The Star Beacon; Ashtabula, Ohio

July 22, 2013

Native American event educates public

By STACY MILLBERG - smillberg@starbeacon.com
Star Beacon

AUSTINBURG TOWNSHIP — Members of the United Eastern Lenape Nation celebrated their culture and educated the public during a Native American Pow-Wow this weekend.

This year marked the sixth year for the event, but the first year it was held at Buck Farm Bison in Austinburg Township. The theme this year was “Healing Mother Earth,” said Red Wolf, event coordinator.

“Everything that is Native American starts with Mother Earth,” she said. “She gives us all our food, cotton to spin clothing and minerals. We wouldn’t be here without her.”

This year’s event featured five Native American drums: Black Hawk Drum, from West Virginia; Spirit Horse, a Northern Navajo Drum; Fire River Drum, from Akron; Clear Water Drum, a Cherokee Drum; and, Rapid River Drum, from Ashtabula, which was the host drum for the weekend.

Native American dancers from all over also attended the event, Red Wolf said.

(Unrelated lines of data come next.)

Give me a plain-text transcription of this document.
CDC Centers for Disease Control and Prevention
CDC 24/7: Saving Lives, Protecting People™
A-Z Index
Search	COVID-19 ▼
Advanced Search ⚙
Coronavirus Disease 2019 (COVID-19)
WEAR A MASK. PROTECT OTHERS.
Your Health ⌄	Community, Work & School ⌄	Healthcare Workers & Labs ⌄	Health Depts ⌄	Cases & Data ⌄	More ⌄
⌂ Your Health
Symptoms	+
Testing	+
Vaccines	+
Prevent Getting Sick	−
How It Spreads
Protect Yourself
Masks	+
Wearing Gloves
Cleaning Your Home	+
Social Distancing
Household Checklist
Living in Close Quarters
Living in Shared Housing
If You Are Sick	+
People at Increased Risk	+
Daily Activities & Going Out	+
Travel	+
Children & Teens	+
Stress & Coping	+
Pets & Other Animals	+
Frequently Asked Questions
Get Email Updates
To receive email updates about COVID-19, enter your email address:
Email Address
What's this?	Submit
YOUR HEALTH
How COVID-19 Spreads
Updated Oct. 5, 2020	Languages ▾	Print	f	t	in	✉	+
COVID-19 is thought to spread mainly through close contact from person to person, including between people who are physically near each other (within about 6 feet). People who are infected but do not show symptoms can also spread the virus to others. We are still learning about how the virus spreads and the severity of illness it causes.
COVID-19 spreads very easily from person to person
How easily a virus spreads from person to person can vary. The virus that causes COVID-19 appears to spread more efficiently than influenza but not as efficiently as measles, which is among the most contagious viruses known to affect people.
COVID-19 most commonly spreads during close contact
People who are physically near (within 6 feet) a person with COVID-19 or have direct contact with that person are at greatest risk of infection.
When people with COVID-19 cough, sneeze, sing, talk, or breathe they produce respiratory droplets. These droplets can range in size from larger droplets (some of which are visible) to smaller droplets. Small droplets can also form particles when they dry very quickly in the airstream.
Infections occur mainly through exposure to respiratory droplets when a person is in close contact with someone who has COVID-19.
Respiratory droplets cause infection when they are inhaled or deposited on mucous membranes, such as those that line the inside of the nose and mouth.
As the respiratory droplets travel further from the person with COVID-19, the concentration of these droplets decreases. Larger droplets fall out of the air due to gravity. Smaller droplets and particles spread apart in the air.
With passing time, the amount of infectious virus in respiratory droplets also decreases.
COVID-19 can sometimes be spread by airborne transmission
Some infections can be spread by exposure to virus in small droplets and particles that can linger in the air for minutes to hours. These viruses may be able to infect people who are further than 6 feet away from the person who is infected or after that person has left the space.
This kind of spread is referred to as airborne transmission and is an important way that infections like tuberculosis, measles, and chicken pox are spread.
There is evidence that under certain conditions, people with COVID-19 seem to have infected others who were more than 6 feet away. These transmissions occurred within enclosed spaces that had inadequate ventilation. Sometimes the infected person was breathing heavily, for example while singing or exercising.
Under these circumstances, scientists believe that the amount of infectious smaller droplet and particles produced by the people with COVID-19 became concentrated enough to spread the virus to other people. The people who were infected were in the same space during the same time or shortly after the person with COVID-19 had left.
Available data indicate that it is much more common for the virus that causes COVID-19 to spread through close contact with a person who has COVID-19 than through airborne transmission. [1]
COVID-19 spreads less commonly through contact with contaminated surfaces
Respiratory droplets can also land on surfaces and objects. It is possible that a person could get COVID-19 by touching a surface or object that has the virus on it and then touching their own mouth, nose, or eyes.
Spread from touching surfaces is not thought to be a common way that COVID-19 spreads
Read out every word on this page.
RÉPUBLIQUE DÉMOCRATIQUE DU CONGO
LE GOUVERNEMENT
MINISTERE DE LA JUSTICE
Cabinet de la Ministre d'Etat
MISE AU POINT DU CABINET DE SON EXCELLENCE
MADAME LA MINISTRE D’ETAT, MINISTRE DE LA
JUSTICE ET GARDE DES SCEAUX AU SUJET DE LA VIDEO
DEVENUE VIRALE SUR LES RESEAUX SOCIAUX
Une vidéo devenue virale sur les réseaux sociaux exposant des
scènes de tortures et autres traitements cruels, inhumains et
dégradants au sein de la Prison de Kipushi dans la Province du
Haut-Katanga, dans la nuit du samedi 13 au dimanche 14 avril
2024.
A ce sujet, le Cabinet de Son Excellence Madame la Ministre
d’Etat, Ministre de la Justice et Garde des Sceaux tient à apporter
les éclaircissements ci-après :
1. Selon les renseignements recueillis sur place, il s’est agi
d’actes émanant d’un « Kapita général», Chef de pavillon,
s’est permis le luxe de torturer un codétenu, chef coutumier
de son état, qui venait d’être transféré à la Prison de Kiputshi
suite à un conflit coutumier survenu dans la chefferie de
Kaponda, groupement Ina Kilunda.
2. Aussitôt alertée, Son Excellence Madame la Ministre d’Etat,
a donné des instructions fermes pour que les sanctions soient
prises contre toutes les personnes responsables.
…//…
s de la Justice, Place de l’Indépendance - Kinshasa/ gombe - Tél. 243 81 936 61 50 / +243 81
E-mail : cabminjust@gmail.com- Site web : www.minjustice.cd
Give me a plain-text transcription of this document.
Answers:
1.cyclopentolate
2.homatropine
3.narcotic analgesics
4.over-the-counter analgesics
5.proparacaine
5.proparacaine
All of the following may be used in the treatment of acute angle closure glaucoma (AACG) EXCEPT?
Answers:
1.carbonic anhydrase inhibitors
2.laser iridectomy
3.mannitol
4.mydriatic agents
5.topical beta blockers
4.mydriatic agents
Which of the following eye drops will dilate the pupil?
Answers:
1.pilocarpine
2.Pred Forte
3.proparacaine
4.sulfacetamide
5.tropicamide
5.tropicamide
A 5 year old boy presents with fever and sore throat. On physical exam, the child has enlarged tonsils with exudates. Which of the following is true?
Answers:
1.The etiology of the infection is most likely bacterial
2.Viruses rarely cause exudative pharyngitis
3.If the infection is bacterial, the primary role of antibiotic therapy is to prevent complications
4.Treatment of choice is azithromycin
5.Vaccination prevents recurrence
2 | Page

Unfortunately, extreme heat on Friday and soggy weather on Saturday put a bit of a damper on the festivities but that didn’t stop the event.

“Saturday we were wading and swimming, not walking,” she said. “But we were dancing anyway. The Pow-Wow goes on no matter what.”

The United Eastern Lenape Nation hosts two Pow-Wows each year. The first is held at the Ashtabula County Antique Engine Club grounds in Wayne Township and this weekend’s event was the second. The event is usually held in Andover Township but the group decided to move it north this year to give people more access to it, she said.

“We are a teaching nation,” Red Wolf said. “We hold Pow-Wows to inform people what it’s like to be Native American, explain our culture and the history of our culture.”

The Lenape Nation is a mixture of tribes and is open to all nations, she said.

“If they want to join us, we more than welcome them and bring them into our nation,” she said. “As long as they are willing to walk the Red Road with us and follow Native American laws.”

Many of the natives were dressed in Native American regalia.

“Regalia is made by the person wearing it,” Red Wolf said. “It is their own medicine.”

Members of the Lenape Nation will be at the Multicultural Festival in downtown Ashtabula next weekend.

“We will be dancing and drumming,” she said. “We will also have craft booths set up. All our crafts are hand made by natives.”